Чалый помолчал, а затем продолжил свое странное повествование о путешествиях во времени:
– Ну вот, послали они с Сервантесом друг друга по-матушке, и двинули мы назад в свою котельную. Вяленый меня тогда с собой брал. Только после Сервантеса он разозлился и хуй забил на эту историю. И все те разговоры забыл. Выкинул из памяти, как будто их и не было. Осерчал старик. Поэтому он и мне тоже ничего толком узнать не дает. Говорит, «во многой мудрости много печали», это вроде какой-то еврей сказал, только я забыл как этого еврея звать.
– Царь Соломон, – подсказал Миша.
– Смотри, бля, пацан, а все знает! Точно, Соломон его звали. А еще говорит: когда два человека одну и ту же хуевую вещь узнают, им от этого хуево становится дружить, потому что они потом всю дорогу этой хуйни друг перед другом стыдятся. Это уже не еврей сказал. Это Вяленому какой-то мудак-англичанин сказал. Тоже блядь писатель… Блядь, ну опять я забыл, как этого хуесоса звали, ну ебаный ты рот!..
– Это тебе не хуесос, сам ты хуесос! Это Оскар Уальд, мудила! – отозвался Вяленый. Пока Чалый облегчал себя беседой, старик успел как-то внутренне собраться, лицо его обрело бесстрастное выражение, а взгляд стал строгим и сосредоточенным.
– Ну все ребятки! Смех смехом, а пизда кверху мехом. Мишенька, сделай милость, смазочки добавь, чтобы мне в тебя протиснуться было легче.
Миша непонимающе уставился на Вяленого. Тот кивнул головой на остаток водки в бутылке.
– Залей ее в горловину, всю сколько осталось. А ты, Чалушка, разбейся, где хочешь займи, только достань еще водки. Водки не сможешь, хотя бы красного. Сделай, дружок! Я пока креплюсь, да не знаю, надолго ли меня хватит. К сыну иду, на последнюю свиданку, сам понимаешь… Иди, Чалушка, а мы с Мишей к Вите пойдем.
– Может и мне с вами, а? Не нравишься ты мне, Вяленый, ох как не нравишься ты мне сегодня! – пробурчал Чалый и тут же, взяв со стола бутылку, вылил остатки водки в стакан и придвинул его вплотную к Мише.
– Ну давай, студент, на посошок!
Миша взял стакан, задержал дыхание, проглотил жгучую жидкость, после чего долго и тщательно выдыхал, сделал долгую паузу и опасливо хлебнул воздуха.
– Как водочка доедет, ты мне скажи, – поучал Мишу Вяленый и обернулся к Чалому, – Ты еще здесь? Иди, на хуй, иди, делай че я просил, хули ты здесь до сих пор жопой скамейку обтираешь?

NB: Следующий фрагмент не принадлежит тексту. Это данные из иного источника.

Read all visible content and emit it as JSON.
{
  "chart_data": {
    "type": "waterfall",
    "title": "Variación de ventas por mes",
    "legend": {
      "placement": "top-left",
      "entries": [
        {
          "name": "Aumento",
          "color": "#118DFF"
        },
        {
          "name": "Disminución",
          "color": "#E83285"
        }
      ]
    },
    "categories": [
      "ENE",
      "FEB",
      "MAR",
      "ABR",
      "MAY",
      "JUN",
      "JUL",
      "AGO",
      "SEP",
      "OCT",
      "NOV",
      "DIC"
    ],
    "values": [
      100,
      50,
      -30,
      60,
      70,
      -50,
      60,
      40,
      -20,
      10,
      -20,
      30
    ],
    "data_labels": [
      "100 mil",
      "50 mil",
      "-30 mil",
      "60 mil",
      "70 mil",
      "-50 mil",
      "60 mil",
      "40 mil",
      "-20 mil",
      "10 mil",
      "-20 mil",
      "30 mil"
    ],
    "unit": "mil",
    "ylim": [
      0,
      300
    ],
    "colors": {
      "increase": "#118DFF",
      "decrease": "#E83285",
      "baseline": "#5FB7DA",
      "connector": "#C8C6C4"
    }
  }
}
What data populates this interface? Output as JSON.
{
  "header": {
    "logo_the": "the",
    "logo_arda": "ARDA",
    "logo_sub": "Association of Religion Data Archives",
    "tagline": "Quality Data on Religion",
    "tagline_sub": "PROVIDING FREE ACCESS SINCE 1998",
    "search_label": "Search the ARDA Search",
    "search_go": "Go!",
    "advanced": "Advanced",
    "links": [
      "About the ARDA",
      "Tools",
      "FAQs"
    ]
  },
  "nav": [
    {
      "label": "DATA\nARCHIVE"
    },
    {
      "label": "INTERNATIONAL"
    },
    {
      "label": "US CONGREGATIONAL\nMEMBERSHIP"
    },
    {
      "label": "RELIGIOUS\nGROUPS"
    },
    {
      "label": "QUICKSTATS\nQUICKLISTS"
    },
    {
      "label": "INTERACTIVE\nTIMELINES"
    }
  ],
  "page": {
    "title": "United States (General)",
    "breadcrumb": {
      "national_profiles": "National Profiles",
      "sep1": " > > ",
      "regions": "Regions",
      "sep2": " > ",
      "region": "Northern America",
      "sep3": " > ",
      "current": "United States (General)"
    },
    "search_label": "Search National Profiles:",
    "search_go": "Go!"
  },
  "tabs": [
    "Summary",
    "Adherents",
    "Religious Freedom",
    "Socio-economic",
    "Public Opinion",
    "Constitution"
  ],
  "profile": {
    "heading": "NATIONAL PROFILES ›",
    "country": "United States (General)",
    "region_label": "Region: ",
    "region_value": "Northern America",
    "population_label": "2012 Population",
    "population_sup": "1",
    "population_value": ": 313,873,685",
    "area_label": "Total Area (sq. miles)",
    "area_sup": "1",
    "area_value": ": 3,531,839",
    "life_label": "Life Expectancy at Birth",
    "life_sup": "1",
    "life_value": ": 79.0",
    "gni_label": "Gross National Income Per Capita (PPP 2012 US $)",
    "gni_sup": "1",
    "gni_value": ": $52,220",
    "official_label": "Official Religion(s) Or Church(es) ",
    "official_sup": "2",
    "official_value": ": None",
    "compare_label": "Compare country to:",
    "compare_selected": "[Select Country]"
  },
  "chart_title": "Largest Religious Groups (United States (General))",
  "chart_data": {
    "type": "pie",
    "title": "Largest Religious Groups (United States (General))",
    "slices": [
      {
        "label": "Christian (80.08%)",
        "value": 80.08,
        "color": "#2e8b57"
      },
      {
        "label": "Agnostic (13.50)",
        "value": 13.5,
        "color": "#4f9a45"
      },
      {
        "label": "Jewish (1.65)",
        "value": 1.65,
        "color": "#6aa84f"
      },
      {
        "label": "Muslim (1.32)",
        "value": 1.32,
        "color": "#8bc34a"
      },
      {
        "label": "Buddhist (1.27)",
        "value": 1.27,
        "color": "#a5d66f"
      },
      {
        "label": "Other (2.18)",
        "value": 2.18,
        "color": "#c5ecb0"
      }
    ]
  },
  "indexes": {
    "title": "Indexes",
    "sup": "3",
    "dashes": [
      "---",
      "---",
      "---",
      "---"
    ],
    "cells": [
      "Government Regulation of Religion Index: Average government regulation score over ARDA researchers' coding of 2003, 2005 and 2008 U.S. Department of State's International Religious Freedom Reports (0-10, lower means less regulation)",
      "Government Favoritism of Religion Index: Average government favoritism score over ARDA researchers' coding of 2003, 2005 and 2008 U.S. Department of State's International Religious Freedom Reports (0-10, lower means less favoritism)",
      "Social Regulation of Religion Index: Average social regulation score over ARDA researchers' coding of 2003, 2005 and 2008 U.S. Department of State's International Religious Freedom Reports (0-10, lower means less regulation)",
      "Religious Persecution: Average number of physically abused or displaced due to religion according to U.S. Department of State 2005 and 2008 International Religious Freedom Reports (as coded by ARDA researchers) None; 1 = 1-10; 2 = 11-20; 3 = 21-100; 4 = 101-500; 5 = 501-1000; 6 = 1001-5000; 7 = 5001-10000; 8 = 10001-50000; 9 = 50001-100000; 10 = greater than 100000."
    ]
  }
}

Чалый поднялся и нехотя пошел к выходу, по дороге несколько раз тревожно и хмуро оглянувшись на старика. У самого выхода он встал, подумал и уже хотел повернуть обратно, но карауливший его взглядом Вяленый поднял пустую водочную бутылку и замахнулся:
– Иди, бля! Иди! Уходи на хуй! Вернешься – я тебя бутылкой по голове уебашу! Хули ты как нянька!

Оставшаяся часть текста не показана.